In re Michael V.

Kavanagh, J.

*1116In August 2010, respondent (born in 1996) and other individuals, without permission, gained entry to a vacant hotel located in the Town of Wawarsing, Ulster County and caused substantial damage to the property. Petitioner commenced this proceeding to adjudicate respondent a juvenile delinquent. At the fact-finding hearing, respondent admitted that he had entered the premises without permission and caused damage in excess of $250. Family Court found that respondent’s acts, if committed by an adult, would constitute the crime of criminal mischief in the third degree and declared respondent a juvenile delinquent. After a dispositional hearing, Family Court directed that respondent be placed on probation for one year and pay restitution in the amount of $1,500. Respondent appeals.

Respondent claims that Family Court erred in setting restitution at $1,500 because petitioner did not establish at the dispositional hearing how much damage he actually caused while on the premises. Petitioner argues that the evidence submitted at the hearing conclusively established that the property that respondent destroyed or damaged was valued well in excess of the $1,500 statutory limit for restitution (see Family Ct Act § 353.6), and that respondent could be held jointly and severally liable for all the damage that he and his cohorts caused while in the hotel.

Family Court’s decision requiring a juvenile delinquent to pay restitution must be based on a figure, not to exceed $1,500, that represents a “fair and reasonable cost to replace” or repair the property (Family Ct Act § 353.6 [1] [a]), and must be supported by a preponderance of the “material and relevant” evidence introduced at the hearing (Family Ct Act § 350.3 [1], [2]; see Matter of Sean P.K., 70 AD3d 1308, 1309 [2010], lv denied 15 NY3d 703 [2010]). Here, respondent acknowledged that after he entered the hotel, he caused damage in excess of $250; he admitted that while on the premises, he broke a window and smashed a cash register by throwing it on the floor. In addition, at the hearing, the hotel’s representative, Mitchell Wolff, submitted a report prepared by an insurance adjuster that estimated the total cost to repair all the damage done to the hotel by respondent and the other individuals who vandalized it. Wolff also reported that to replace a window similar to the one respondent admitted breaking, it would cost well in excess of $1,500.* This report was properly admitted into evidence at the dispositional hearing because it was material and relevant to the issue of *1117restitution (see Family Ct Act § 350.3) and, coupled with respondent’s admissions, provided ample support for Family Court’s determination as to the amount of restitution that respondent should be compelled to pay for the damage he caused inside the hotel (see Family Ct Act § 353.6 [1]; § 350.3 [1]; Matter of Dwayne F., 88 AD3d 481 [2011]; Matter of James A., 205 AD2d 621, 622 [1994]).
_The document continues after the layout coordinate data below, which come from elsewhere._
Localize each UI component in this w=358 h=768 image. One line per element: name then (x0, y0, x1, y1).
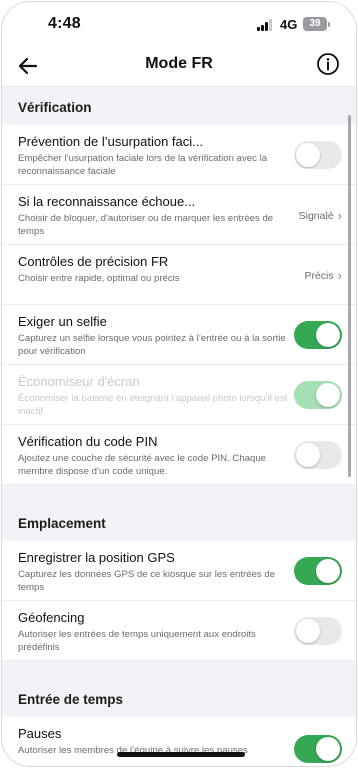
status-bar: 4:48 4G 39 (2, 2, 356, 46)
row-value-text: Précis (304, 270, 334, 282)
toggle-knob (316, 559, 340, 583)
settings-list[interactable]: Vérification Prévention de l’usurpation f… (2, 87, 356, 766)
toggle-switch[interactable] (294, 321, 342, 349)
toggle-switch[interactable] (294, 557, 342, 585)
row-description: Choisir de bloquer, d'autoriser ou de ma… (18, 213, 274, 237)
row-description: Capturez un selfie lorsque vous pointez … (18, 333, 286, 357)
toggle-switch[interactable] (294, 441, 342, 469)
row-value[interactable]: Précis › (304, 268, 342, 283)
row-description: Capturez les données GPS de ce kiosque s… (18, 569, 276, 593)
toggle-knob (316, 323, 340, 347)
settings-row-exiger-un-selfie[interactable]: Exiger un selfie Capturez un selfie lorsq… (2, 305, 356, 365)
row-value-text: Signalé (298, 210, 334, 222)
row-description: Choisir entre rapide, optimal ou précis (18, 273, 180, 284)
battery-icon: 39 (303, 17, 330, 31)
row-title: Géofencing (18, 610, 85, 625)
settings-row-verification-du-code-pin[interactable]: Vérification du code PIN Ajoutez une couc… (2, 425, 356, 485)
chevron-right-icon: › (337, 268, 342, 283)
row-title: Pauses (18, 726, 62, 741)
settings-row-si-la-reconnaissance-echoue[interactable]: Si la reconnaissance échoue... Choisir de… (2, 185, 356, 245)
scrollbar[interactable] (348, 115, 351, 477)
settings-row-enregistrer-la-position-gps[interactable]: Enregistrer la position GPS Capturez les … (2, 541, 356, 601)
toggle-knob (296, 143, 320, 167)
toggle-switch (294, 381, 342, 409)
info-icon[interactable] (316, 52, 340, 76)
section-title: Vérification (18, 100, 92, 115)
settings-row-geofencing[interactable]: Géofencing Autoriser les entrées de temps… (2, 601, 356, 661)
settings-row-controles-de-precision-fr[interactable]: Contrôles de précision FR Choisir entre r… (2, 245, 356, 305)
row-title: Prévention de l’usurpation faci... (18, 134, 203, 149)
settings-row-pauses[interactable]: Pauses Autoriser les membres de l’équipe … (2, 717, 356, 766)
section-title: Entrée de temps (18, 692, 124, 707)
page-title: Mode FR (145, 55, 213, 72)
toggle-knob (316, 383, 340, 407)
toggle-knob (296, 619, 320, 643)
toggle-switch[interactable] (294, 617, 342, 645)
chevron-right-icon: › (337, 208, 342, 223)
toggle-knob (316, 737, 340, 761)
row-title: Contrôles de précision FR (18, 254, 169, 269)
home-indicator[interactable] (117, 752, 245, 757)
row-description: Économiser la batterie en éteignant l’ap… (18, 393, 288, 417)
row-title: Économiseur d'écran (18, 374, 140, 389)
settings-row-economiseur-d-ecran: Économiseur d'écran Économiser la batteri… (2, 365, 356, 425)
row-description: Empêcher l’usurpation faciale lors de la… (18, 153, 268, 177)
section-header-verification: Vérification (2, 87, 356, 125)
row-title: Enregistrer la position GPS (18, 550, 175, 565)
row-title: Exiger un selfie (18, 314, 107, 329)
section-header-entree-de-temps: Entrée de temps (2, 661, 356, 717)
row-value[interactable]: Signalé › (299, 208, 342, 223)
row-description: Autoriser les entrées de temps uniquemen… (18, 629, 256, 653)
toggle-knob (296, 443, 320, 467)
row-title: Si la reconnaissance échoue... (18, 194, 196, 209)
settings-row-prevention-de-l-usurpation-faci[interactable]: Prévention de l’usurpation faci... Empêch… (2, 125, 356, 185)
status-time: 4:48 (48, 15, 81, 32)
nav-header: Mode FR (2, 46, 356, 87)
section-title: Emplacement (18, 516, 106, 531)
section-header-emplacement: Emplacement (2, 485, 356, 541)
toggle-switch[interactable] (294, 141, 342, 169)
row-title: Vérification du code PIN (18, 434, 158, 449)
network-type: 4G (280, 17, 298, 32)
signal-icon (257, 19, 275, 31)
battery-percentage: 39 (309, 18, 321, 29)
row-description: Ajoutez une couche de sécurité avec le c… (18, 453, 266, 477)
toggle-switch[interactable] (294, 735, 342, 763)
phone-screen: 4:48 4G 39 Mode FR Vérification Préventio… (2, 2, 356, 766)
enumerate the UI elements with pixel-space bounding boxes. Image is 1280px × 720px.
Peters, J.E, Rose, Lahtinen and Garry, JJ., concur. Ordered that the order is affirmed, without costs.

Inasmuch as the record supports Family Court’s determination that respondent’s own actions caused damage in excess of $1,500, we need not address its determination that he be held jointly and severally liable for the *1117damage caused by other individuals who were with him while he was inside the hotel.